Ken Miller, an assistant professor of political science at UNLV, said a Democratic Senate majority would give Nevada’s senators the ability to exert more of a say in how legislation is drawn up at the committee level.

“I think where it could help out, especially in the case of Nevada, is you have two senators representing our state who are relatively young senators, in their first term, and they’re in the minority party,” he said. “If Senate control flips, now all of a sudden they’re sitting on committees where they have majority control of those committees.”

Cortez Masto said the DSCC was working with both the Georgia Democratic Party and the campaigns of Warnock and Ossoff after none of the Senate candidates in Georgia received a majority of the vote in the November elections, forcing today’s runoffs.

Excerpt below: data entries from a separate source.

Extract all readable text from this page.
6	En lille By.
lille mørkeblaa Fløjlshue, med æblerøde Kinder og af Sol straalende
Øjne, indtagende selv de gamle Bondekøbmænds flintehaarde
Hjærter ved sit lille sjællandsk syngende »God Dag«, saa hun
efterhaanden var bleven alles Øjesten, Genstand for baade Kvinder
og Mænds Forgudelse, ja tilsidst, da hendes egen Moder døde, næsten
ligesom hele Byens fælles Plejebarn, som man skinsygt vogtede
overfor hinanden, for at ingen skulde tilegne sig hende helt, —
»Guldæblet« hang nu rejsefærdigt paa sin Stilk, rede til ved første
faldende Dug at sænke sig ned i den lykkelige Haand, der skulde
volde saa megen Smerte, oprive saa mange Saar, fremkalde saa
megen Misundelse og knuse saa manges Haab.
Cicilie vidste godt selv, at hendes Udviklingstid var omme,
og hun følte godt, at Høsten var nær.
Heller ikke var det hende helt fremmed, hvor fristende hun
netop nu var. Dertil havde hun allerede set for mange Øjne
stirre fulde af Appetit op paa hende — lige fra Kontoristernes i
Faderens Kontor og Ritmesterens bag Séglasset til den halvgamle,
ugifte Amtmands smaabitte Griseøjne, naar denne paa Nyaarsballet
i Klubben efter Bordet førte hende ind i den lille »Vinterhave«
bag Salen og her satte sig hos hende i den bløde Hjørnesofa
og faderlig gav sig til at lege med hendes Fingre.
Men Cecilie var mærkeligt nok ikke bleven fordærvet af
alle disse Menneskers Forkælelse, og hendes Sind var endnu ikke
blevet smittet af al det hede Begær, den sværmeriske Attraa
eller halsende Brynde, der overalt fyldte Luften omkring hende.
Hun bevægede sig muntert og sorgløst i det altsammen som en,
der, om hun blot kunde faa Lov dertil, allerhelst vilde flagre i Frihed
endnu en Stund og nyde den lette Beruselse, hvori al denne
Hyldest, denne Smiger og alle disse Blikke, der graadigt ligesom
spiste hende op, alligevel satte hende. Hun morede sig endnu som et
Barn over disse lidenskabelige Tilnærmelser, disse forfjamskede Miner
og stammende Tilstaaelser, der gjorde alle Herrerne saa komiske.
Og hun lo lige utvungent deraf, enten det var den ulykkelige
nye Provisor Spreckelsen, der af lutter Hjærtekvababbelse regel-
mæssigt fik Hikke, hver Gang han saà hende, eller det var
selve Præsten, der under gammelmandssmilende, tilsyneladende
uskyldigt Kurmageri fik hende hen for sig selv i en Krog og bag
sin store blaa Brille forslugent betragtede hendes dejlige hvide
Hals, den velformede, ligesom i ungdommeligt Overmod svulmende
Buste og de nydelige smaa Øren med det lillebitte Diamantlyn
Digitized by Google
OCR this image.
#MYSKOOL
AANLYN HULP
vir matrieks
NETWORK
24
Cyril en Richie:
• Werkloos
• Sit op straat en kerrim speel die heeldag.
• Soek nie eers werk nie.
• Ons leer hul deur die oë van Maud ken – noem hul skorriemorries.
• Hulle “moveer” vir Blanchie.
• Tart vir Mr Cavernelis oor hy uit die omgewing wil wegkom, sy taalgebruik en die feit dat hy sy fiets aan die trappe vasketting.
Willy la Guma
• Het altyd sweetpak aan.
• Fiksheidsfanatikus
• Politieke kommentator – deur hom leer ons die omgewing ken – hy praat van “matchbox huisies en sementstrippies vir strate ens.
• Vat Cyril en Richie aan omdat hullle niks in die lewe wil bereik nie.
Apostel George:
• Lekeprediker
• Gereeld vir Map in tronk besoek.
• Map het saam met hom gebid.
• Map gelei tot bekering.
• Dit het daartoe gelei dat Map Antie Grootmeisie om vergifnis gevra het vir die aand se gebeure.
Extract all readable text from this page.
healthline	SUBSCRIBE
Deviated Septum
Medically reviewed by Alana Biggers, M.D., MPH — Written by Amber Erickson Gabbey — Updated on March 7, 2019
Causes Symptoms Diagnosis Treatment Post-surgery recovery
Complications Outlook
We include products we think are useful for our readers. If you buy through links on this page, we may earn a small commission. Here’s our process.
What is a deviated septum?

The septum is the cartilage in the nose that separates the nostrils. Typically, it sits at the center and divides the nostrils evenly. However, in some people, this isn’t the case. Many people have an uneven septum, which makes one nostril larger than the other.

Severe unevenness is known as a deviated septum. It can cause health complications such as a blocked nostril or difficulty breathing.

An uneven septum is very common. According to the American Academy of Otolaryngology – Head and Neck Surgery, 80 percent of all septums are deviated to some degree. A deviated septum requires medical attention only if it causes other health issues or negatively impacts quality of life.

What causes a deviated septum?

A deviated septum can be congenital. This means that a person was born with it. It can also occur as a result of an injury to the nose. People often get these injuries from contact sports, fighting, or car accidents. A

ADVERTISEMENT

“Right after the (November) election our focus then was, OK, let’s focus on the ground game. We spent $5 million on behalf of the DSCC going into Georgia to make it competitive because we saw that opportunity there. Now with the support of the DSCC, the Democrats have built a multimillion-dollar coordinated campaign in Georgia,” Cortez Masto said.

Getting the Democratic vote out is the key in Georgia.

“It is all of the canvassing, where we can do it safely; it is the phone banking; it’s everything that we need to do not only to focus on key voters there, but also we have an opportunity to register new voters, and we did,” she said.

The effort appears to be working.

As of Monday morning, according to figures from the Georgia Secretary of State’s Office. more than 2 million Georgians had cast early ballots in in-person voting and another 967,000 had submitted absentee ballots by mail. The combined 3 million votes cast represents about 40 percent of the state’s electorate ahead of Election Day — numbers that were bolstering Cortez Masto’s and Democratic hopes.